Open your system tray, click on the Bluetooth symbol and then Show Bluetooth Devices

Alt

The Bluetooth Settings window will open up, and you will see all your discoverable Gems in the format “Amber_XXXX” where XXXX is the last 2 bytes of the Gem’s MAC address (each byte represented as 2 hexadecimal digits).

Note: Older versions of Gem’s firmware (1.1.7 and below) will be displayed as “Amber_v03” instead.

Alt

Click on your Gem and then press the Pair button. When Windows is finished pairing the Gem, the subtext under the Gem will say either “Connected” or “Paired”.

Alt

That’s it, now Windows will remember your Gem until you remove it by clicking “Remove device”.

Scanning for Gems

The first things we have to do in order to connect to a Gem is scan for nearby Gems, select the one we want to connect to, and connect to it.
In the Windows, there is no option to scan for Gems, instead, we need to choose a Gem from a list of paired Gems.

First we’ll add using GemSDK.Net; to the top of our program to allow access to the GemSDK API.
Next, we add the following line in order to initialize the GemSDK library: (This method must be called before calling to anything else)

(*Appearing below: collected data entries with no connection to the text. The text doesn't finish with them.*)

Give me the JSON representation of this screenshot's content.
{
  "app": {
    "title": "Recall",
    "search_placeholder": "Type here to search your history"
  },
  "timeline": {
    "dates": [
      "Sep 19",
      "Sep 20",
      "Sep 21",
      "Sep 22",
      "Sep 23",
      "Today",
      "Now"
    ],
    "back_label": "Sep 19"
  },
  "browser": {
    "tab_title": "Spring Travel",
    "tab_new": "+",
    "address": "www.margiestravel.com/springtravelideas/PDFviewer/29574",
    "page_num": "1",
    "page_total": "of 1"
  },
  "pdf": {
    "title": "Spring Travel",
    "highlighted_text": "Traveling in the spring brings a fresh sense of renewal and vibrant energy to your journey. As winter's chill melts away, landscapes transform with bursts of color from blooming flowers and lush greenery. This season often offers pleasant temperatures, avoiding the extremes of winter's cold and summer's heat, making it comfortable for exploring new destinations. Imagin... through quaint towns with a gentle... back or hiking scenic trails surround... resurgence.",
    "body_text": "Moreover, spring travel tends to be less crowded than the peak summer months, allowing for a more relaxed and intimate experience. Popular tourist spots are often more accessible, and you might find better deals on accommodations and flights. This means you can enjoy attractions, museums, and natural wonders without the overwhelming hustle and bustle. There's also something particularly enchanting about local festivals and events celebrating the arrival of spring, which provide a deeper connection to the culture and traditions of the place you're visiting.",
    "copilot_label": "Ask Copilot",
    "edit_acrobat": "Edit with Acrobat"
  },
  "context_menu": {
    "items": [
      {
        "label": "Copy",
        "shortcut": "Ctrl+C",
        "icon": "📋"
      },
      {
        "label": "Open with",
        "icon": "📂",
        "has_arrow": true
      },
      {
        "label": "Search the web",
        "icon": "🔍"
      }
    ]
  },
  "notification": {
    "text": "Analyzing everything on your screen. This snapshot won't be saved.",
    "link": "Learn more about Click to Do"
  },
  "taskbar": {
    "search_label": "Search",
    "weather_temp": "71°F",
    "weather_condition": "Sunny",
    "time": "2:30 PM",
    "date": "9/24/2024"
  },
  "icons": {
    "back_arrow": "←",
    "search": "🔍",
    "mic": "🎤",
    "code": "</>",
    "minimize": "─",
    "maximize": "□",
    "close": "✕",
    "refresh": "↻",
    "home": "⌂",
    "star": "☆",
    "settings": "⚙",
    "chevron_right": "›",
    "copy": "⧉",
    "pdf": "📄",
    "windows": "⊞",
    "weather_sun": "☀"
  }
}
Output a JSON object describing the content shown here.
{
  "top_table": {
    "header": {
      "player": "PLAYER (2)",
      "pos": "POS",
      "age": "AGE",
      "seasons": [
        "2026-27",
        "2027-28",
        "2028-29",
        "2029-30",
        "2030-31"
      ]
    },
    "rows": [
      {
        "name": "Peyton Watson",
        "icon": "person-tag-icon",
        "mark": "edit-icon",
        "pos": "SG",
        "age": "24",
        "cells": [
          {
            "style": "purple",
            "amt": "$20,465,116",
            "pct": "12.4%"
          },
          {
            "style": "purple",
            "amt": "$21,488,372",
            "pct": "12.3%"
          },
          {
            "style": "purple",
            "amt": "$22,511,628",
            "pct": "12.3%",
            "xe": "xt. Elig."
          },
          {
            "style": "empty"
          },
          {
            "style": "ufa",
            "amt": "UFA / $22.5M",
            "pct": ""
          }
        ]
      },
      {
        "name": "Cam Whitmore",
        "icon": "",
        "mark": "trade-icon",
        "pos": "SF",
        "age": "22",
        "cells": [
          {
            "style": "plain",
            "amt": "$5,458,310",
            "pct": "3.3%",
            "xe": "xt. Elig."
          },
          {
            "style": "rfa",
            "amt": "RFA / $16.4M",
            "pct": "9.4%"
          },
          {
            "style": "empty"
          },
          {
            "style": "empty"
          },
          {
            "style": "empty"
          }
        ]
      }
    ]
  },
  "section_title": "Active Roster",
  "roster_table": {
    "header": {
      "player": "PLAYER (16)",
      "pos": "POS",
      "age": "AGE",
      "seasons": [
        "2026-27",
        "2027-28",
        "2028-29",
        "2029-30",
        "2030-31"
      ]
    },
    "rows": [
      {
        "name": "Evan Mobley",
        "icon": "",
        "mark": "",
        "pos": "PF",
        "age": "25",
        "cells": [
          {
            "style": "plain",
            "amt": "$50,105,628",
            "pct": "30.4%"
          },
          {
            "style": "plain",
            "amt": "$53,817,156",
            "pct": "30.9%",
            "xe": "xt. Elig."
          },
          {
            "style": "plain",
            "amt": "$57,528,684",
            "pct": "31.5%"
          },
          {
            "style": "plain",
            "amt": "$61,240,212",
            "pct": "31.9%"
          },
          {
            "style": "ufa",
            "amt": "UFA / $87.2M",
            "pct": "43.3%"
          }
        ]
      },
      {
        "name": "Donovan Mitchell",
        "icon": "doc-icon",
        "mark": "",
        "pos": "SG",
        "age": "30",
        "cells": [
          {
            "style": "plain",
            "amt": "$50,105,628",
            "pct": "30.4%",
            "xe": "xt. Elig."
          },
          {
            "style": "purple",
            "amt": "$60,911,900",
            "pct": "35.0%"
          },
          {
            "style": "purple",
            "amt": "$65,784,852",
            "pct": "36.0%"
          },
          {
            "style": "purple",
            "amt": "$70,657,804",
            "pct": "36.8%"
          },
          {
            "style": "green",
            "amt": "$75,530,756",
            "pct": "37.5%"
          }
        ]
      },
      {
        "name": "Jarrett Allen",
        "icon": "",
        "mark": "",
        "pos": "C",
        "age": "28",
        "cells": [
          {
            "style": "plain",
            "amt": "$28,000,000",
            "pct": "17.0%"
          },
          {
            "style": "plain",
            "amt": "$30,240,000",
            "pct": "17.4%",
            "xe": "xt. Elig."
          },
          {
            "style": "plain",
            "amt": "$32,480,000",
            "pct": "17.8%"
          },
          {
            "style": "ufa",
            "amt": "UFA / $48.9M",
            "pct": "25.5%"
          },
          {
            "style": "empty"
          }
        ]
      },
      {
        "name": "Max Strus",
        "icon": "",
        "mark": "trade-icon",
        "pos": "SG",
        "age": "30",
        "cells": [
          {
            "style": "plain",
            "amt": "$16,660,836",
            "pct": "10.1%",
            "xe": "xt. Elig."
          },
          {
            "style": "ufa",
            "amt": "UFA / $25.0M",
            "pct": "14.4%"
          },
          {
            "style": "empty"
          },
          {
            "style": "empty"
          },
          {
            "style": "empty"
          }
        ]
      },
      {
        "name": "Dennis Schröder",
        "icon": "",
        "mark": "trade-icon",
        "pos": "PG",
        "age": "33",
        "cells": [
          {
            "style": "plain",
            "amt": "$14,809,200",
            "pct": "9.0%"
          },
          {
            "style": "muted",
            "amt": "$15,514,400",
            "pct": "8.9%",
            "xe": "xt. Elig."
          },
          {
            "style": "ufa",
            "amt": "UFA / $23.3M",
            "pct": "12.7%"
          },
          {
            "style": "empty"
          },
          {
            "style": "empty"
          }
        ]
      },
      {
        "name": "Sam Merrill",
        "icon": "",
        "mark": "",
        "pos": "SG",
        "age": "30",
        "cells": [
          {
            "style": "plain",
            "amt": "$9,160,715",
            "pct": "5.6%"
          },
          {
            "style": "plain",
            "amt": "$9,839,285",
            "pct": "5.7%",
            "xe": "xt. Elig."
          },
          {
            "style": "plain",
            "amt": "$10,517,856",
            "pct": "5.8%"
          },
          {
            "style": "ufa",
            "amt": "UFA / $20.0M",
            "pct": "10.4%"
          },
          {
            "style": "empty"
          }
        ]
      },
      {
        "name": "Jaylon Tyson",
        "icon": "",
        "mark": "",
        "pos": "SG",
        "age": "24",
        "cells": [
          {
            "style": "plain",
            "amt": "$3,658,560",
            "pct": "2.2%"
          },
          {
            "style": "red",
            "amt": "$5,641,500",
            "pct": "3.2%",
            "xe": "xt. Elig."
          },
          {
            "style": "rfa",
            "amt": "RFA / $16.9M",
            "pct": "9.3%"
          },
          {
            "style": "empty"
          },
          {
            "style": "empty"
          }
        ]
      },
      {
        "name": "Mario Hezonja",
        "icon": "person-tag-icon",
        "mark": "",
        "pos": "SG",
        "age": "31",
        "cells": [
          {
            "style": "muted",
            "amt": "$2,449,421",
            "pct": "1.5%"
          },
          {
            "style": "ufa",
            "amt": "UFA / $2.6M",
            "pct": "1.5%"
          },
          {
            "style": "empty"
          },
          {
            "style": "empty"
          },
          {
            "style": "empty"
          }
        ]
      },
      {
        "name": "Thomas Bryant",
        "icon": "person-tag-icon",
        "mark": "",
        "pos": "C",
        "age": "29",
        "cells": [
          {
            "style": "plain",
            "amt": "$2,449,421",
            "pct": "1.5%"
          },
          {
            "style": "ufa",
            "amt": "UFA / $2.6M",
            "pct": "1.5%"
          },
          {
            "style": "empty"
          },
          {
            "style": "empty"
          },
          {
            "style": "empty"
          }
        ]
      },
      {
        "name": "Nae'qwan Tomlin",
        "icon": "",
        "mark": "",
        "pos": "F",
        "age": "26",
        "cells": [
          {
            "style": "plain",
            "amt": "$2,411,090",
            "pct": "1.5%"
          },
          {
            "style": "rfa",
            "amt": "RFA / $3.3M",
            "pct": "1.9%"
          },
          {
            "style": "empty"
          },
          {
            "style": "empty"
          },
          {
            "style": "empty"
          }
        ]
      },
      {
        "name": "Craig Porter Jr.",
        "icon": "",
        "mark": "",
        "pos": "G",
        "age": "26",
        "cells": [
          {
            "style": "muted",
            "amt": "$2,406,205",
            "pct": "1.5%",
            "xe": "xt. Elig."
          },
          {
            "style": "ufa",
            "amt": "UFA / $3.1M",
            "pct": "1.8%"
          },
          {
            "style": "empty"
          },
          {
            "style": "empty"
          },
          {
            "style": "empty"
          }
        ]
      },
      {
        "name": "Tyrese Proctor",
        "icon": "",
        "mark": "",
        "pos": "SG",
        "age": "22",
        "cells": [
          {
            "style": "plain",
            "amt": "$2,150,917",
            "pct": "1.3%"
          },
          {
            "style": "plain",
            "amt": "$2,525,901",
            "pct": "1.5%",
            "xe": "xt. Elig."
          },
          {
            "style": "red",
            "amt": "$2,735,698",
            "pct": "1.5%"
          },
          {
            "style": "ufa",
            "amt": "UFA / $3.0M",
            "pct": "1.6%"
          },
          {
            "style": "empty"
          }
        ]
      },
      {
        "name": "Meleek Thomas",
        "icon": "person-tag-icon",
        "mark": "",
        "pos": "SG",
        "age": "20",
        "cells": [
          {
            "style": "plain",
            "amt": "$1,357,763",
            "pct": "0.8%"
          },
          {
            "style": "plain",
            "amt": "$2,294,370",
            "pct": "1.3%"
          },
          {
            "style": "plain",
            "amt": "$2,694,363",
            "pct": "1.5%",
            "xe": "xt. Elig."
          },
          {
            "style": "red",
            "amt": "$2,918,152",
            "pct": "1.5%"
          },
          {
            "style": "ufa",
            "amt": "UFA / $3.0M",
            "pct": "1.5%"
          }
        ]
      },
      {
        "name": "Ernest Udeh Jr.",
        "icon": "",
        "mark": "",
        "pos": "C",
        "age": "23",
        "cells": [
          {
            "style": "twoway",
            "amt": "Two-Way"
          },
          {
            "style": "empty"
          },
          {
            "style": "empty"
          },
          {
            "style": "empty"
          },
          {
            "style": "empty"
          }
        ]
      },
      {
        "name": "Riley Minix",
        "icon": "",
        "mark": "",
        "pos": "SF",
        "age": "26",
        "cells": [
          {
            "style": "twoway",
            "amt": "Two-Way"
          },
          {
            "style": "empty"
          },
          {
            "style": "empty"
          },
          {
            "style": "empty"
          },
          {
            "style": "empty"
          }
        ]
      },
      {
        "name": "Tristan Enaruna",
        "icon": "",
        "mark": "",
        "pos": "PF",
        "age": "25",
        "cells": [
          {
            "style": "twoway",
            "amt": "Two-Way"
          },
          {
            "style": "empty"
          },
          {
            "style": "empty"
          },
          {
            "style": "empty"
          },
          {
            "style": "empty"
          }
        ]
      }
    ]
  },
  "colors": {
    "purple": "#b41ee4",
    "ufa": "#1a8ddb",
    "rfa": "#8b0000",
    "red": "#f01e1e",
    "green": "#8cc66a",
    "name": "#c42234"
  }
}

static void Main(string[] args)
{
GemManager.Initialize();
}

For this example, we will take the first Gem in the list:

 Gem gem = GemManager.Gems.FirstOrDefault();

Now check if we got a Gem:

if(gem == null)
{
    Console.WriteLine("Gem not found");
    GemManager.Terminate();
    // TODO terminate the program
}

Receiving data

Now that we have our Gem, we want to receive data from it. When the Gem is connected it starts sending CombinedData immedietly, so before we connect to the Gem we will subscribe to the OnCombinedData event:

gem.OnCombinedData += (float[] quaternion, float[] acceleration) =>
{
    Console.WriteLine("{0},{1},{2},{3}", quaternion[0], quaternion[1], quaternion[2], quaternion[3]);
};

Now we can finally connect the Gem:

gem.Connect();
Console.WriteLine("Connected");
Console.ReadLine(); // Block and the user press enter
gem.Disconnect();
Console.WriteLine("Disconnected");
GemManager.Terminate();

After we finished with the GemSDK we call to the GemManager.Terminate() to free up any resources used by it.

The entire program should look like this:

using System;
using System.Collections.Generic;
using System.Linq;
using System.Text;
using System.Threading.Tasks;
using GemSDK.Net;

namespace Tutorial
{
    class Program
    {
        static void Main(string[] args)
        {
            GemManager.Initialize();

            Gem gem = GemManager.Gems.FirstOrDefault();

            if(gem == null)
            {
                Console.WriteLine("Gem not found");
                GemManager.Terminate();
            }
            else
            {
                gem.OnCombinedData += (float[] quaternion, float[] acceleration) =>
                {
                    Console.WriteLine("{0},{1},{2},{3}", quaternion[0], quaternion[1], quaternion[2], quaternion[3]);
                };

                gem.Connect();

                Console.WriteLine("Connected");
                Console.ReadLine();
                gem.Disconnect();
                Console.WriteLine("Disconnected");

                GemManager.Terminate();
                Console.ReadLine();
            }
        }
    }
}

Now we can run the program:

Alt

Now you can use this data to do whatever! Happy coding!

For further information about the API, you can check out the API Reference documentation.

Samples

Currently there are no samples available for Windows’s GemSDK.